On April 4, 2013, Paraguay’s departing president, Dr. Federico Franco Gómez, met with the leadership of one of Washington’s lobbying firms, the Livingston Group (L.L.C.), headed by former Colorado Senator Wayne Allard (R). During the discussion, President Franco shared his views on his country’s “business-friendly environment and its bright future.” The central themes of the gathering were Paraguay’s abundant resources and the need to achieve continuous economic growth by attracting a stream of foreign investors to exploit untapped prospects such as the exportation of aluminum and soy. The president drilled away at several pro-business features of the country. These included a 12 percent value-added tax (VAT), a young working force (70 percent of the population is below 30), a low debt burden (12 percent of GDP), and $6.4 billion USD in foreign reserve holdings. President Franco was boundlessly optimistic about his country’s economic future. He pointed to the “constant improvement of [Paraguay’s] education system, and an increase of U.S. investments in the under developed rural areas.” The president concluded by suggesting that increased trade would “turn Paraguay into a world power.”
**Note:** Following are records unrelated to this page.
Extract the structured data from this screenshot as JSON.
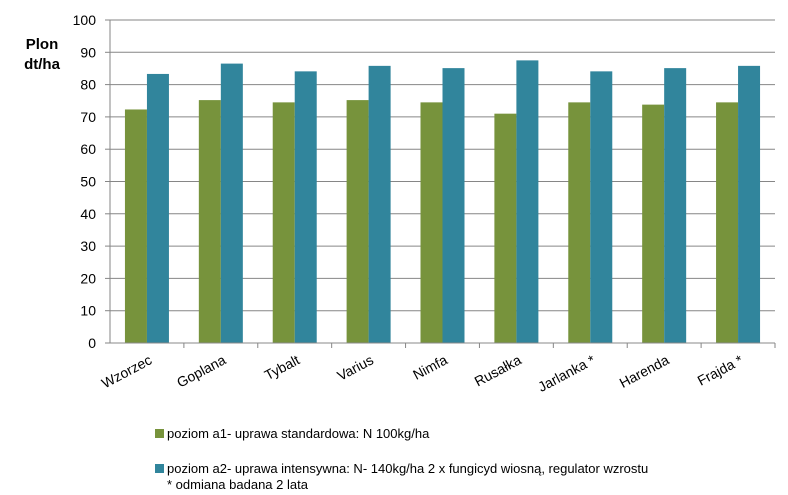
{
  "chart_data": {
    "type": "bar",
    "ylabel_line1": "Plon",
    "ylabel_line2": "dt/ha",
    "ylim": [
      0,
      100
    ],
    "yticks": [
      0,
      10,
      20,
      30,
      40,
      50,
      60,
      70,
      80,
      90,
      100
    ],
    "grid": true,
    "legend_placement": "bottom",
    "categories": [
      "Wzorzec",
      "Goplana",
      "Tybalt",
      "Varius",
      "Nimfa",
      "Rusałka",
      "Jarlanka *",
      "Harenda",
      "Frajda *"
    ],
    "series": [
      {
        "name": "poziom a1- uprawa standardowa: N 100kg/ha",
        "color": "#77933c",
        "values": [
          72.3,
          75.2,
          74.5,
          75.2,
          74.5,
          71.0,
          74.5,
          73.8,
          74.5
        ]
      },
      {
        "name": "poziom a2- uprawa intensywna: N- 140kg/ha 2 x fungicyd wiosną, regulator wzrostu",
        "color": "#31859c",
        "values": [
          83.3,
          86.5,
          84.1,
          85.8,
          85.1,
          87.5,
          84.1,
          85.1,
          85.8
        ]
      }
    ]
  },
  "legend_note": "* odmiana badana 2 lata"
}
The Livingston Group team was invited to continue its conversation with Paraguayan authorities in Asunción, the nation’s capitol. President Franco, did not, however, put all of Paraguay’s eggs in one basket. He also held meetings with partners of Covington and Burling LLP lobbying firm, which included former Assistant Secretary of State Arturo Valenzuela (now one of the firm’s consultants).

Franco’s trip was not an unqualified success. During his two day official visit, Franco did not meet with any senior State Department officials, and ended his trip with a formal address before the OAS Permanent Council, which was attended by representatives of only 13 nations. Those not in attendance perhaps recalled the fact that he arrived in office by extra-constitutional means and that not even Washington, let alone the Mercosur Nations, smothered him with attention. In truth, Paraguay has a long way to go to be received in an unqualified manner.

Peter Tase is a Guest Scholar at the Council on Hemispheric Affairs.